If nothing else before we load our Vintage Appliances today, let us take a moment to remember & observe what this day means for us....and what we can do to further the cause for Local & Global issues....

If nothing else let us take the time and find our way of passing on vital Information, Knowledge & Understanding that our Younger Generation need!!!

Mike
 
25 years...

It was 25 years ago that the first articles about a new and deadly disease appeared in the newspapers. Mostly gay men were supposed to be the victims of this disease. In the past 25 years a lot has changed, but there still isn't a cure. Fortunately there is medication to slow down the disease. However there are a lot of people in this world that still don't have access to those medicines.

At this moment around 40 million people carry the Aids virus. Two third of these people are living in Africa, south of the Sahara.

In 2005 over 3.000.000 people died of Aids, 2.400.000 of them lived in sub Sahara Africa. Six people per minute die from Aids.

In 2005 there were 5.000.000 people infected with the virus, 700.000 of them being children under 15. At this moment the virus is spreading especially fast in Asia and Eastern Europe.

A lot has to be done.

This year World Aids Day has a special meaning to me. My best friend was diagnosed with Aids this year and also with Non-Hodgkin. (It are the other diseases than Aids itself that people die from. Aids itself is not the big killer, but the immune system is affected by Aids which leads to other diseases that are lethal in the end). My friend is still fighting the cancer, but things go well. He announced the cancer to his biggest enemy, because he wants to fight it and Aids as his biggest friend, because he has to live with it for the rest of his life as it looks now. I am greatful that he survived the worst and things are going well with him.

He thought he always practiced safe sex, but apparently in some way he was infected. It made me think and last week I took the test myself. Fortunately the test was negative, I'm not infected. Another thing to be greatful about.

Two things to be greatful for, but a lot of worries left because there are still so many people infected. Years ago I decided to become a regular contributor to the Aids fund. If we all make a contribution in order to fight this horrible disease hopefully a cure for it will be found. The sooner the better.

Louis
 
No glove...no love.

I remember the first article appeared in the New York Times (newspaper) in 1981. This was the year I came out and first "got married" at 18 y.o. Prior to being identified and called AIDS, it was a vague group of symptoms called GRIDS (Gay-Related Immuno-Deficiency).

After contracting the virus it can be a full 10 years before it develops into AIDS. Once it is full-blown (oy vey) AIDS there is now a 25 year life expectancy. So at least there is a bit of hope these days.

Prevention however is the first priority, IMHO.

Interestingly, the way that kindergartener's are taught about communicable diseases incldung AIDS is "If it's wet and it's not yours, don't touch it." GENIUS!
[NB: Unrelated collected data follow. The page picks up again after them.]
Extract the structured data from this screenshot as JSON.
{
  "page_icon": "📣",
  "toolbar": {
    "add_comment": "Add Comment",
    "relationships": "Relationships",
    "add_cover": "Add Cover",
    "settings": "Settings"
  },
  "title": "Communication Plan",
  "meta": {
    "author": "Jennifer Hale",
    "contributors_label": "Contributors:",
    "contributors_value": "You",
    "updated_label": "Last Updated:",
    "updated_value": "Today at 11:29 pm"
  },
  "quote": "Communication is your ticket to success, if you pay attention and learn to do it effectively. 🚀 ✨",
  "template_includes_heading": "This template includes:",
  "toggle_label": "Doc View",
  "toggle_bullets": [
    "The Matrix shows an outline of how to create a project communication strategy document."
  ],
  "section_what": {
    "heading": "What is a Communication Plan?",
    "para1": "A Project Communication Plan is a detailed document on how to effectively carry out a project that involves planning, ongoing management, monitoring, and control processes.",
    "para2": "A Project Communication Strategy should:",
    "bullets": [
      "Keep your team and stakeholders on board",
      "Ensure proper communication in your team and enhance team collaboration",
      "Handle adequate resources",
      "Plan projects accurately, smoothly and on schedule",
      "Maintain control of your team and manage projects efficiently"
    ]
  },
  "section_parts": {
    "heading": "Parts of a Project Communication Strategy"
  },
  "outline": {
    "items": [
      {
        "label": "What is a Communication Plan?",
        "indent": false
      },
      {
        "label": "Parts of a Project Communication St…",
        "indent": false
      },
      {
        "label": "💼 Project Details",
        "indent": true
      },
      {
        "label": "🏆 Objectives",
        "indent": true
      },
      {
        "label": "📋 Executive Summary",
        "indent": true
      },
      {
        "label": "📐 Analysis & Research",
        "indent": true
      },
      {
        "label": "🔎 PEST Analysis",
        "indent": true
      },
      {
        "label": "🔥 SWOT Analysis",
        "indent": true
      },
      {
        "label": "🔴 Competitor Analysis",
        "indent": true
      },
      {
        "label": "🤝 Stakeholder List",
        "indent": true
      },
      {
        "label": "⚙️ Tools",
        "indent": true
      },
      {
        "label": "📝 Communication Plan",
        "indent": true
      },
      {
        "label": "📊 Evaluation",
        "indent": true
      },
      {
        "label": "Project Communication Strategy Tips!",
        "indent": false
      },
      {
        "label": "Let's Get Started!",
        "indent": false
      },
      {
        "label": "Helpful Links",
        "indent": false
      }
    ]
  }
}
ALWAYS ALWAYS ALWAYS play safely, and just as the rules are for creating a painitng or a novel "When in doubt, leave it out!"

Or as I like to say, "Together we can beat it!"


 
The "younger generation" (and it pains me to say that) so often now have the attitude that AIDS is something that can just be handled with some pills. My partner, HIV+ for 21 years now and just out of the hospital after a week with septocemia is proof of how endless and constant the battle to keep his health is.

Educate, educate, educate...
 
It was quite a while from the initial reports that came out in the media, when people starting getting sick, and when what I would call "behavior modification" started taking place.

I remember the first red-and-white "Health Department" warnings taped up in the bars...

The initial "gay cancer" description was widened to include "gays, hemophiliacs, and Haitians"......I lived in a neighborhood that was going very West Indian and there actually was a guy down the block who WAS gay, Haitian, and a hemophiliac...

In one six-month period a few years later I went to fifteen funerals.